We knew we wanted to experience what Millicent’s character was going through. We wanted to be able to go into her experience sonically. Conversely, we thought it would be cool to go into the creature’s experience sonically.
We started with the idea of cutting back and forth between her perspective and the creature’s perspective as the creature gets closer to her, the feedback gets more intense. That was an important scene to crack. Once we had something we felt good about, we sent it to John and felt it unlocked a lot of the sonic envelopes for the various characters in the movie. More specifically for Milli’s character, but also for the creature. Sound is so important for both of them.
Once you cracked that scene, did you work from a linear perspective, or did you find other moments?
Erik: There were two scenes we worked on. First, that and then the opening scene leading up to the bridge attack. Those helped us establish a logic we could follow through the film. We didn’t work in a linear way. We tackle the hardest scenes first.
At this point, the end of the movie was in flux.
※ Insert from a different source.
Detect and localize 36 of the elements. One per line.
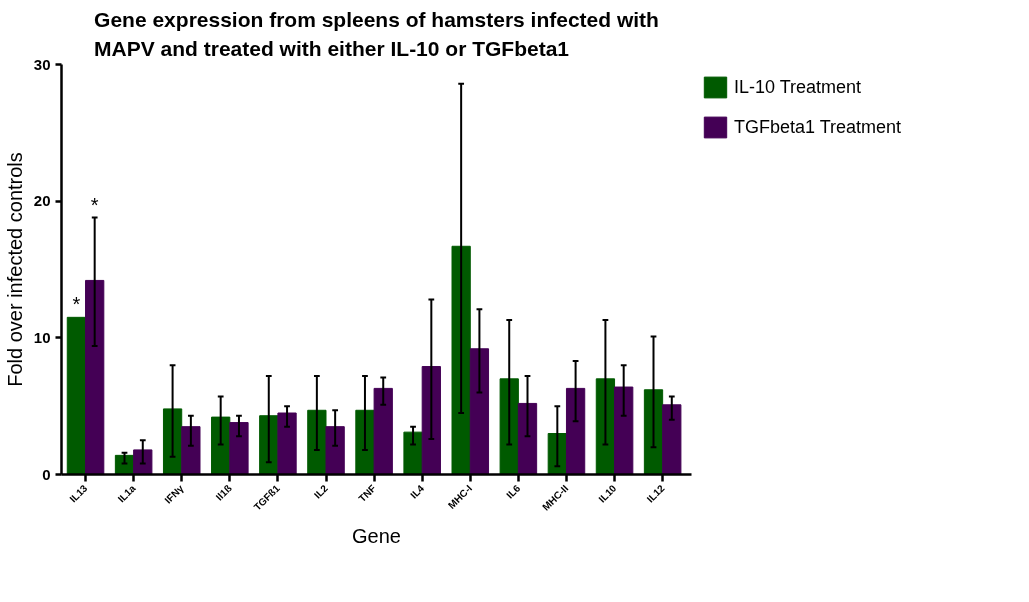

The key scenes we got first was the flooded basement, the birth scene, the waterfall scene, and those were the ones we worked on.
We also worked on the corn silo scene.
The things we worked on first through these scenes were Milli’s point of view. What wound up happening was we realized there’s something really powerful happening when we go into her point of view and John ended up calling it her sonic envelope. There was something really experiential and powerful about that. We realized there were a lot of places we could use that.
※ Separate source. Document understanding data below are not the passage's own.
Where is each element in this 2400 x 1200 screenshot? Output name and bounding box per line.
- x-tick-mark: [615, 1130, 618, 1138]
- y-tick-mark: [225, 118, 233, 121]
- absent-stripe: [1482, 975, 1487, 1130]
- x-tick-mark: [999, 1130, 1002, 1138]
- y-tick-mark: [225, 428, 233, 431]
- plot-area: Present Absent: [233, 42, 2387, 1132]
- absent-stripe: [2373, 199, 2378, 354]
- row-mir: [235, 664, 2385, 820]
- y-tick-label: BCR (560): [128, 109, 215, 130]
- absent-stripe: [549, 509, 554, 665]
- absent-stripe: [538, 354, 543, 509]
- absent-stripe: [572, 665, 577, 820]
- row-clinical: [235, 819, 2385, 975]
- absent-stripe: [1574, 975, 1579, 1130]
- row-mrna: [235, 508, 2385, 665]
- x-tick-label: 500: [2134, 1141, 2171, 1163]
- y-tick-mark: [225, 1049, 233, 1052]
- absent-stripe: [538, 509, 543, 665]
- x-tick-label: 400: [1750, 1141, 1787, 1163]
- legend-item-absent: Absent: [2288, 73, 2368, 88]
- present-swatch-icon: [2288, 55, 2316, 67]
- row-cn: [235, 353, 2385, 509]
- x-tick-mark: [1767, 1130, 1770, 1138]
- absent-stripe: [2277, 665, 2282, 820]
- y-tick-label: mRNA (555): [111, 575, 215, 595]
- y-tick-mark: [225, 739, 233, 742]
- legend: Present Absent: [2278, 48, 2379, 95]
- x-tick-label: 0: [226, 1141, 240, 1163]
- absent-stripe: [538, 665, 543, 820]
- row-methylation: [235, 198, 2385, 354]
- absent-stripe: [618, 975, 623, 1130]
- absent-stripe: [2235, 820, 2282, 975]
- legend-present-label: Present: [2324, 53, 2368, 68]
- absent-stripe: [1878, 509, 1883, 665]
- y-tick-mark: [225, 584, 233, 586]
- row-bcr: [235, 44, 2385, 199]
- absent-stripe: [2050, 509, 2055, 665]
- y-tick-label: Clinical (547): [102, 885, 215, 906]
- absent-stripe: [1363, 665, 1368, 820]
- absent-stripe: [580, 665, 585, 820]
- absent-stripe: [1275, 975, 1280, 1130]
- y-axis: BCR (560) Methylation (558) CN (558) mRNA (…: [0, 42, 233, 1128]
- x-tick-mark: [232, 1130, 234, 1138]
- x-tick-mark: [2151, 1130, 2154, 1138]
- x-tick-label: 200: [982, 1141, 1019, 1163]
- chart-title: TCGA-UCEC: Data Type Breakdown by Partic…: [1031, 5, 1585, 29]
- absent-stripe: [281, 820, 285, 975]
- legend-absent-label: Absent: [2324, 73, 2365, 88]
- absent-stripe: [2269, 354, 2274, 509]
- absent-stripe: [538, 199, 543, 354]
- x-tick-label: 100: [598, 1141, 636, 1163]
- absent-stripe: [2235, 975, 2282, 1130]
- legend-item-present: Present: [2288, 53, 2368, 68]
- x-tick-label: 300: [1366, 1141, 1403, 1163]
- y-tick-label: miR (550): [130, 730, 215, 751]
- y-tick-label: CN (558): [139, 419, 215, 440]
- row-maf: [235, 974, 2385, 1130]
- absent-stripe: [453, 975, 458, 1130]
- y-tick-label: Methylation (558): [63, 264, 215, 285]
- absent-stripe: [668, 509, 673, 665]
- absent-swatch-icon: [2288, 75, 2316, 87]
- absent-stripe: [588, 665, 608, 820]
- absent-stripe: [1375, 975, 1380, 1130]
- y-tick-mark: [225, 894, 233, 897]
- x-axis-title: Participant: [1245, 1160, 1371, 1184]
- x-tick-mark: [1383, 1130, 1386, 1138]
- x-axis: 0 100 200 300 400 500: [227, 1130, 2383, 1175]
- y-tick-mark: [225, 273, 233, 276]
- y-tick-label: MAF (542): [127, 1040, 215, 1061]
We used it with the creatures and their hyper-acute hearing, to mother and father listening to Neil Young together, to him putting the headphones on and you hear his point of view scanning shortwave radio. What we realized was when we went into those point of views, it really helps put the audience into the shoes of those characters. That was one of the most discoveries of the entire projects and why people notice the sound so much. It really made the audience an active participant in the experience by doing that.
That was some of the feedback we got, we were being told, ‘I couldn’t eat popcorn because the audience was so quiet.’ Upon leaving the cinema they’d experience the world in a new and fresh way and that was pretty gratifying to hear that as sound designers.
Would you say this was one of the bigger challenges of your career?
Ethan: Absolutely and in some unique way in terms of really being able to strip things down and figuring out how many different shades of quiet we could create. So many of our projects are big sounds and we’re trying to create articulation between those moments. Part of those moments are about stripping out sounds and what sounds do we not play. if we play everything it becomes a wall of noise. That work was good training for this project and taking it to that extreme.